The scientific insights of the report function as indispensable evidence for decision makers in business and policy, equipping them with the latest climate science to facilitate informed, effective decision-making on holistic climate and nature solutions, especially against the backdrop of the inaugural Global Stocktake at COP28, which underscores the pressing need for transformative actions to fulfil the Paris Agreement’s ambitions.

The report findings underscore the looming inevitability of overshooting the Paris Agreement’s 1.5°C global warming target, emphasising the urgency of a rapid and managed fossil fuel phase-out.

Prof. Johan Rockström, Director, Potsdam Institute of Climate Impact Research commented: “Science is clear. COP28 must be the global meeting when the world gets serious about phasing out fossil-fuels. Dubai is the grand mitigation moment for coal, oil and gas, which need to shift from increasing 1%/yr to decreasing globally by at least 5 %/yr, and for nature by protecting remaining carbon sinks and stocks in ecosystems, plus building resilience and new carbon sinks in agriculture. So far, we have failed on both nature and energy, taking us on a dangerous path towards losing sight of the Paris Agreement target – the 1.5°C biophysical limit.”

The report also highlights the need for robust policies to attain the scale needed for effective complementary technology solutions, such as carbon dioxide removal (CDR), especially amidst emerging concerns over the future of land and ocean carbon sinks.

Dr. Oliver Geden, Senior Fellow, German Institute for International and Security Affairs and IPCC WG III Vice-Chair said: “While not a replacement for rapid and deep emissions reductions, Carbon Dioxide Removal (CDR) will be necessary to deal with hard-to-eliminate emissions and eventually to reduce the global temperature.

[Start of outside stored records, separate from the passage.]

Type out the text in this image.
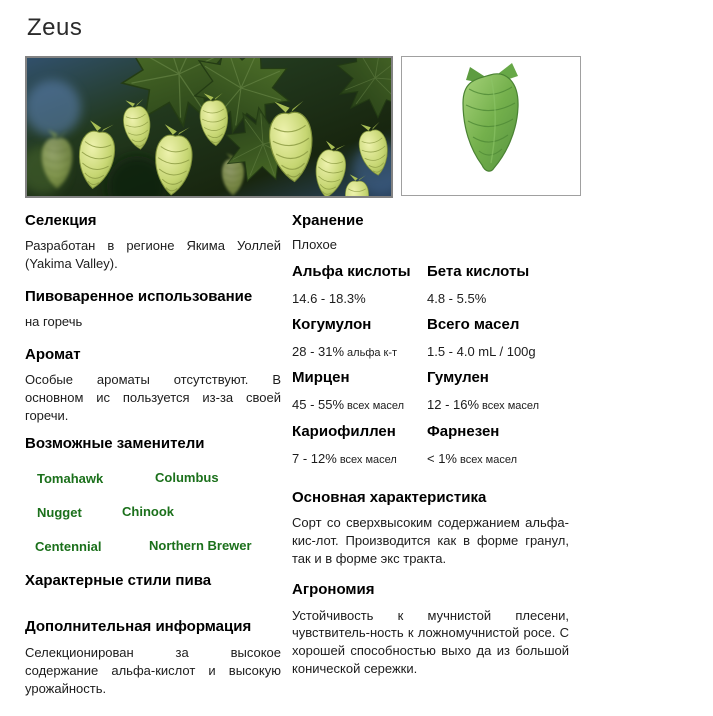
Zeus
Селекция

Разработан в регионе Якима Уоллей (Yakima Valley).

Пивоваренное использование

на горечь

Аромат

Особые ароматы отсутствуют. В основном ис пользуется из-за своей горечи.

Возможные заменители
Tomahawk	Columbus
Nugget	Chinook
Centennial	Northern Brewer
Характерные стили пива
Дополнительная информация

Селекционирован за высокое содержание альфа-кислот и высокую урожайность.

Хранение

Плохое

Альфа кислоты

14.6 - 18.3%

Бета кислоты

4.8 - 5.5%

Когумулон

28 - 31% альфа к-т

Всего масел

1.5 - 4.0 mL / 100g

Мирцен

45 - 55% всех масел

Гумулен

12 - 16% всех масел

Кариофиллен

7 - 12% всех масел

Фарнезен

< 1% всех масел

Основная характеристика

Сорт со сверхвысоким содержанием альфа-кис-лот. Производится как в форме гранул, так и в форме экс тракта.

Агрономия

Устойчивость к мучнистой плесени, чувствитель-ность к ложномучнистой росе. С хорошей способностью выхо да из большой конической сережки.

Current CDR is predominantly forest-based, but rapid acceleration and deployment at scale of other CDR methods with permanent CO2 removal is required, supported by stronger governance and better monitoring.”

The report spotlights the urgent need for enhanced just climate adaptation strategies that proactively address simultaneous interconnected extreme events and ensure resilience for the most vulnerable.

The report also accentuates the critical role of food systems in climate action, which are currently responsible for approximately one third of global greenhouse gas emissions. It advocates for the rectification of existing inequalities and emphasises that policies must be adapted to regional and sociocultural contexts, to enable the establishment of just, low-carbon food systems.

As Dr. Aditi Mukherji, Director, Climate Change Adaptation and Mitigation Impact Area Platform CGIAR, explains: “The intimate links between climate change mitigation and adaptation, biodiversity conservation, and broader societal needs, including food security, requires transformative change in how we jointly govern socio-ecological systems at all scales. Most importantly, due to the growing risks of food insecurity, policies and solutions must be designed and implemented with those who suffer the most.”

The 10 New Insights in Climate Science series, launched with the UNFCCC at the COPs since 2017, is a collaborative initiative of Future Earth, the Earth League and the World Climate Research Programme, synthesising the latest developments in climate change research. This year’s report represents the collective efforts of 67 leading researchers from 24 countries.

Dr. Wendy Broadgate, Global Hub Director, Future Earth, concludes: “Science shows that we are heading for overshooting 1.5°C degrees. Minimising this overshoot is critical if we want to reduce risks to societies all over the world. COP28 must be the inflection point where collective action to phase out fossil fuels gathers pace.”